The board also awarded the contract for the energy audit of town buildings, hired a temporary part-time office worker for the police department, and discussed several other issues.
That Cullenen will be leaving his position as town administrator on Sept. 28 was revealed at a previous selectmen's meeting, but the selectmen could not comment on why he was departing, saying that it was a private personnel issue and that the town administrator would have to agree to reveal what had happened.
When asked about the town administrator position at Monday's meeting, Chairman Sandra Coleman again said that the matter could not be publicly discussed without Cullenen's consent.
Noting that the facts were already widely known in the community, Cullenen consented to revealing what had happened. Selectman Dennis Potter then explained that the selectmen, by a split vote, had decided at a non-public session to not renew Cullenen's contract, which expires on Sept. 28. When asked about what would happen to the town administration after Cullenen leaves, Selectman Jeanette Stewart explained that the selectmen had not yet discussed the issue as a board.
The issue was complicated by the question of whether or not Cullenen was due the 16 weeks of severance pay mentioned in his contract. As the town is operating on a tight budget, the amount of severance pay could impact the funds available to pay a new town administrator.
As the severance pay question was a personnel issue, the selectmen went into non-public session. Cullenen declined to take part in the non-public session without legal representation.
It was stated after the non-public session that the severance pay question will be referred to the town attorneys, and that no decision was made on what to do with the town administration following Cullenen's departure. The selectmen did discuss their options, including having the selectmen and department heads run the town or hiring an interim administrator, during the non-public session. (Two other issues involving town employees were also covered in the non-public session.)
The selectmen had reviewed the 13 proposals for an energy audit of town buildings at a work session the previous week. The state has awarded a $7,200 grant to the town for the audit.
Coleman explained that the consenus at the session was to hire McCormick Facilities Management Co. for the work, but no formal vote had been taken. Potter felt that the town administrator, who had written the grant proposal and the specifications for the proposals, should have been included in the work session.
When asked, Cullenen said that he felt McCormick Co. would do "an OK job." The selectmen then voted to give the audit contract to McCormick Co. for their base bid of $6,357. Subsequently, they amended their vote to increase the contract amount to $6,857 to allow for an additional presentation of the audit results.

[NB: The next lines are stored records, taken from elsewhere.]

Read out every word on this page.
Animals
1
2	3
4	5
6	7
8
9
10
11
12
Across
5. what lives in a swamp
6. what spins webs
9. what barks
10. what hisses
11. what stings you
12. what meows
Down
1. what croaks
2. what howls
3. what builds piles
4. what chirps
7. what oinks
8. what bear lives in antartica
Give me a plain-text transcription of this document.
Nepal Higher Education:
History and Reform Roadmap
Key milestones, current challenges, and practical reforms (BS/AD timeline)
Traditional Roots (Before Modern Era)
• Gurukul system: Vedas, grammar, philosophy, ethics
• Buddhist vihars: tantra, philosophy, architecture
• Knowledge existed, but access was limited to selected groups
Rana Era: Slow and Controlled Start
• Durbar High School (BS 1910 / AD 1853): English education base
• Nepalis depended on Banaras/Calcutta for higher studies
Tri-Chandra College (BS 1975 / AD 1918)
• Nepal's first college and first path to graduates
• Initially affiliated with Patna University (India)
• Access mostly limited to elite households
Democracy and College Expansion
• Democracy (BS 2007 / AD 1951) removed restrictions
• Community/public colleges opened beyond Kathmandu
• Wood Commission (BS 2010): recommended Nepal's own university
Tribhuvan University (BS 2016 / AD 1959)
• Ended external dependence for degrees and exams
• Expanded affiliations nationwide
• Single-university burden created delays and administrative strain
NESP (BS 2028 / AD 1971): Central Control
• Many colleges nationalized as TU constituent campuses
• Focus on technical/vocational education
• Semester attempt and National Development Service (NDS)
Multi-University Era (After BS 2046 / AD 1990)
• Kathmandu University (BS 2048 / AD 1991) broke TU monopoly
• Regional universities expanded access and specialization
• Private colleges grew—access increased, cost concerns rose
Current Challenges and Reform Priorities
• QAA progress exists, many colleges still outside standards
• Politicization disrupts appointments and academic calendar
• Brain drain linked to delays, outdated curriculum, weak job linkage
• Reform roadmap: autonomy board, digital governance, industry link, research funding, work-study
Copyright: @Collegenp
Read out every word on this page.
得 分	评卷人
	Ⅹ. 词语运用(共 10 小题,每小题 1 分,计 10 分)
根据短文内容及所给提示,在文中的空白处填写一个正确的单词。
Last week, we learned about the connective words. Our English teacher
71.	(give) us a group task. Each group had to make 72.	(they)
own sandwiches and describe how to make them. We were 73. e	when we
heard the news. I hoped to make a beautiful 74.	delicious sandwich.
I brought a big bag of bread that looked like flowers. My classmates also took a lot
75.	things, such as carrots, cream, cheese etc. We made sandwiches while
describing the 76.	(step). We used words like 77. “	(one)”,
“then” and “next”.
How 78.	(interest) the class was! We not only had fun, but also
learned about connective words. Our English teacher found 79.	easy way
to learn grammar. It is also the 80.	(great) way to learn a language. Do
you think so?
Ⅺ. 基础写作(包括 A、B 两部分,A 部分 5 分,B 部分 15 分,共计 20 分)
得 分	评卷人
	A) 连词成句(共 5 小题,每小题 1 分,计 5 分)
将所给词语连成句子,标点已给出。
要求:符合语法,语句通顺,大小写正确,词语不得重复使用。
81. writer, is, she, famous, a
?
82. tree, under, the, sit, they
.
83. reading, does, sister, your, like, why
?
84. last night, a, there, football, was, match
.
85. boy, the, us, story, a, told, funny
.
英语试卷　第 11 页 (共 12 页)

Cullenen suggested that the selectmen should meet with McCormick Co. soon to review the scope of work, so that both parties would know what was expected. The selectmen agreed to such a meeting within the next week or so.
Cullenen pointed out that the audit had the potential to find long-term cost savings for the town.
On the recommendation of Police Chief Tony Randall, the selectmen hired Susan Appleby as a part-time police department office worker for about a month because of a temporary personnel shortage while other Department personnel take vacations.
Beth Bartlett has resigned as Health Officer. Coleman, who also serves as Deputy Health Officer, will be handling at least one on-going case until the Health Officer vacancy is filled.
Revised plans for the River Street bridge project were submitted by Holden Engineering to the state Department of Transportation last month, but the town administrator had not heard yet what the state officials thought of them. The selectmen did vote at a prior meeting to pay the electric department for moving a utility pole to make way for the new bridge.
Selectman Bob Comeau reported that the electric department will hold off on collecting that money until the project bills are paid, as the state will be picking up 80 percent of the tab. Discussion of the Sanborn Road project was delayed until another day, as the Highway Agent was unable to attend the meeting.
The town administrator explained that both the Bike Week Swap Meet and the Squam Lakes Arts and Music Festival lost money this year, although he could not yet say how much.
Selectman Leigh Sharps said that the Canoe and Kayak Poker Run held the previous weekend had been fun for all involved.
The selectmen approved a raffle permit for the Woman's Club.
Bob Boyle acknowledged that the water and sewer commission had not been able to get a quorum for two recent meetings, but had been able to get their work done at a special meeting.